- Title
- A Hand Holding Prawns
- Date Made
- circa 1850-1900
- Medium
- Opaque watercolor on paper
- Dimensions
- 18 x 11 in. (45.7 x 27.9 cm)
- Accession Number
- M.86.118.1
- Collecting Area
- South and Southeast Asian Art
- Curatorial Notes
Dramatically and quickly rendered Kalighat paintings and ink drawings were sold in the bazaars near the revered temple of the goddess Kali in the Kalighat area of southern Kolkata (formerly Calcutta). Of all the painterly styles and techniques current in cosmopolitan 19th- and early 20th-century Calcutta, including Western oil paintings, graphics, and watercolors by British and Continental artists; Western-style works by classically trained Indian artists; and traditional Hindu and Indo-Islamic works of art, Kalighat paintings and drawings were the most innovative and had the strongest influence on later generations of early modern and contemporary South Asian artists.
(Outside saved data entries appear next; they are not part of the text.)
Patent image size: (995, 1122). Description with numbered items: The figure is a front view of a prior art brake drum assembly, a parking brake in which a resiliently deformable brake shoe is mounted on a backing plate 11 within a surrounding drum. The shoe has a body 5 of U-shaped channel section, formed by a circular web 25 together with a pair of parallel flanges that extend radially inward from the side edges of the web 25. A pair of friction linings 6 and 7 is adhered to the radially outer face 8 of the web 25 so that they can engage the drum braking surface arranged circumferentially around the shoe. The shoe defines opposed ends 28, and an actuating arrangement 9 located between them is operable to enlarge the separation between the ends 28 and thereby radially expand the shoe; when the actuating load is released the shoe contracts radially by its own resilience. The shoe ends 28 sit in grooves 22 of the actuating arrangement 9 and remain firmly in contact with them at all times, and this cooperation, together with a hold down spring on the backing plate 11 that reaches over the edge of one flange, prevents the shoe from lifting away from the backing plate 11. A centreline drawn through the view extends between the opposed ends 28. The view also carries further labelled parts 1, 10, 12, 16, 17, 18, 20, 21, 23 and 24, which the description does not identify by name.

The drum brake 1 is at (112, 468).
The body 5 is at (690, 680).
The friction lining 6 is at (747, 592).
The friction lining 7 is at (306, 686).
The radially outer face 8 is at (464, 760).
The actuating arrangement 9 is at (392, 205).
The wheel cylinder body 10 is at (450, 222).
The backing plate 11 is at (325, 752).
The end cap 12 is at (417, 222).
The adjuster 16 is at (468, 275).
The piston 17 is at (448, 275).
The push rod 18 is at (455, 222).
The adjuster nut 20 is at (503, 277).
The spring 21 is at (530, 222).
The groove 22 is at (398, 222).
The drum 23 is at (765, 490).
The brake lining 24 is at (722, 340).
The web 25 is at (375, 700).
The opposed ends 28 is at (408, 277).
Kalighat paintings of hands holding freshwater prawns were among the most popular still-life subjects sold at the Kalighat bazaar. They paralleled similar images created by the woodblock print artists of the contemporaneous Battala Press, were a corollary of similar painted clay figurines sold in the bazaar during festivals, and may have been inspired by European-stimulated natural history prints that were widely sold in Calcutta bazaars. They also reflect the Kalighat painters' interest beginning by the mid-19th century in depicting their local world, such as fish with prawns, a favorite food in Bengal. Portrayals of freshwater prawns were also one of the main Kalighat themes assimilated by later South Asian artists.